ARAIG gets real
Oshawa-developed gaming suit step closer to reality
By Joel Wittnebel/The Oshawa Express
Gamers are one step closer to getting way into the virtual world, thanks to Oshawa start-up IFTech.
At Durham College’s annual Research Day, the armour-like ARAIG gaming suit, donned on the back of company co-CEO Brodie Stanfield, was revealed to the public for the first time.
The ARAIG, or As Real As It Gets, suit is designed to completely immerse gamers in the virtual world by giving them quite a bit more than just a rumbling controller in their hands. Decked out in the ARAIG, the user will be wearing electrodes, speakers and subwoofer.
The idea of the suit? You will feel what your virtual character feels.
“There’s no actual sort of outcomes for them,” Stanfield says of current gamers. “Whereas now, wearing ARAIG, if you kick in a door and get shot, you get the repercussions of what that is.”
Save for the bullet, electrodes will give the wearer a small jolt to feel the shot, or have the ability to make you feel the weight of a heavy backpack, or the shock of an explosion.
Stanfield’s idea was born after a session of Halo with his dad and co-CEO Michael in the basement of their Oshawa home in 2007. After developing the first prototype in 2010, the suit has brought together numerous community organizations to make it a reality.

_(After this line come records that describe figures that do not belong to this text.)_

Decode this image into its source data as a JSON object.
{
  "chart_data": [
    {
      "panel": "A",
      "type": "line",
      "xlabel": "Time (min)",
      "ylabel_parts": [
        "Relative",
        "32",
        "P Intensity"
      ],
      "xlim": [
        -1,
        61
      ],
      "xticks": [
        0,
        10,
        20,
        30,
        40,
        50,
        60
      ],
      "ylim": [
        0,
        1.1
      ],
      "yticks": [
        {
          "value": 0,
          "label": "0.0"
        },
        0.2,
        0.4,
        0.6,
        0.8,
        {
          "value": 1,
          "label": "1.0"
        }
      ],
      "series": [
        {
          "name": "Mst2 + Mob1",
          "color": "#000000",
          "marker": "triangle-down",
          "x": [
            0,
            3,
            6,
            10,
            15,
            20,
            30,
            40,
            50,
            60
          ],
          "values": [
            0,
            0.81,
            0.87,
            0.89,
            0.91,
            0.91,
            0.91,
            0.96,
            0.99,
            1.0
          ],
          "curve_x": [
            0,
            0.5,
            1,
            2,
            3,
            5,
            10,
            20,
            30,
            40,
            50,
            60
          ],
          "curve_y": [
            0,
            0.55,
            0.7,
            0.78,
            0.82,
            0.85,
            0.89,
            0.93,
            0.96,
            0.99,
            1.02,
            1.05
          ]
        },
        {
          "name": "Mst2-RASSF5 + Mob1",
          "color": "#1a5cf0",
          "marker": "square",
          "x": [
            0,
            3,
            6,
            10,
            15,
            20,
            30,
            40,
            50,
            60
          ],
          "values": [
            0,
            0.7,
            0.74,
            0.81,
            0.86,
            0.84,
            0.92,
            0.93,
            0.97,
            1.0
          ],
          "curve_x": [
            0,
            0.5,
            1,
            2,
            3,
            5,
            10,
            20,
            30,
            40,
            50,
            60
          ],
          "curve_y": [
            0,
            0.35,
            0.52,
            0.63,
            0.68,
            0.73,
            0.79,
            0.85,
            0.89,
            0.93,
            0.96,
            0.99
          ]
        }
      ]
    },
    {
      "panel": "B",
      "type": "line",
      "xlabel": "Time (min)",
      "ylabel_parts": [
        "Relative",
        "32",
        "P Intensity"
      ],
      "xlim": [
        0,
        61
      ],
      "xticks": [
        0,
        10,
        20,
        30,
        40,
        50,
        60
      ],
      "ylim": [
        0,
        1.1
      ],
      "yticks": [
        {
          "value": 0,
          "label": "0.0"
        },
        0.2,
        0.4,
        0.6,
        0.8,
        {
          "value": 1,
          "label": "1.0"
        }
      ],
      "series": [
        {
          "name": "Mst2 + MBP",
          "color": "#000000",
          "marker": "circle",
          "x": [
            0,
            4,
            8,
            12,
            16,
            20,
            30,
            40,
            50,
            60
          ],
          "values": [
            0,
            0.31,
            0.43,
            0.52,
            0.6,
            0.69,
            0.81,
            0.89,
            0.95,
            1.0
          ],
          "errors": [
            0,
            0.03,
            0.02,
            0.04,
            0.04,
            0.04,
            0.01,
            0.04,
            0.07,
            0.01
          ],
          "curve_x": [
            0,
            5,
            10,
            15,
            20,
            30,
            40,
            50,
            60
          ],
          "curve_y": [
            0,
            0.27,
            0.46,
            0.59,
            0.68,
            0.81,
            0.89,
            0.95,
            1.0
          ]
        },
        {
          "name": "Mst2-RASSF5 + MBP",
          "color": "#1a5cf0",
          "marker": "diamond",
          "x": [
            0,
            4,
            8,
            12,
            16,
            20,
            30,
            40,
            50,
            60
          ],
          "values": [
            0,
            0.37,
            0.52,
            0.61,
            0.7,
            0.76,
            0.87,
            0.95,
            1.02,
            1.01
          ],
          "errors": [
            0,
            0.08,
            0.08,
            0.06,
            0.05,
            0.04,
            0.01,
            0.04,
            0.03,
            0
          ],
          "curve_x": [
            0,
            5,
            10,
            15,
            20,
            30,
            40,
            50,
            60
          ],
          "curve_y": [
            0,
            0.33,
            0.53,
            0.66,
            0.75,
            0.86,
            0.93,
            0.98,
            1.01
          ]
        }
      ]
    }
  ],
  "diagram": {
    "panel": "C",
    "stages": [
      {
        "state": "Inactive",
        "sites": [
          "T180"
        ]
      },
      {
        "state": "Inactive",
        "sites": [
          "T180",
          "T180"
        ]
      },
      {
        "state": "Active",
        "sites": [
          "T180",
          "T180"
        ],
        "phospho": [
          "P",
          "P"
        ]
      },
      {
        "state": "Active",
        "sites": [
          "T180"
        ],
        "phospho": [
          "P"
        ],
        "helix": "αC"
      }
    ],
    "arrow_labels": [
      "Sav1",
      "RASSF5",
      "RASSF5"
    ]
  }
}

“It’s been fundamental to have those different groups to actually work with,” Stanfield says. “Without them, it’d be still my dad and I in our basement pushing along and there’s only so far we could have gone.”
In 2013, after spending years in the search of funding for their initiative, the company started a Kickstarter campaign that spread across the Internet. The fundraiser would go viral, garnering more than $126,000 in only 30 days – an outcome that shone the spotlight on the Oshawa company, opening them up to other investors.
“From there, that kind of gave us validation for both ourselves as well as for other groups to actually say, ‘well, we’ll support you in the funding of this, that or the other,’” Stanfield says. “It kind of gives a pretty good emphasis that this is something that’s actually tangible, people want to buy into what it is.”
Since that time, the ARAIG has seen contributions from the SparkCentre, where they were a winner in the incubator’s Ignite Competition, as well Durham College and UOIT on the suit’s development electronic interior, and George Brown College on the garment’s design.
While the suit’s roots are set heavily in the gaming world, IFTech’s gaze has expanded into other sectors, with possible applications for military training and other virtual reality applications. Stanfield says they have met with several organizations regarding military training and there’s currently nothing in their training equipment arsenal quite like the ARAIG.
“There’s nothing to physically feel what happens,” Stanfield explains.
For gamers hoping to suit up in the near future, they should be ready when preorders are expected to start next month. And while they have been allowing demos of the suit over the past month, Stanfield urges things are still in the early stages.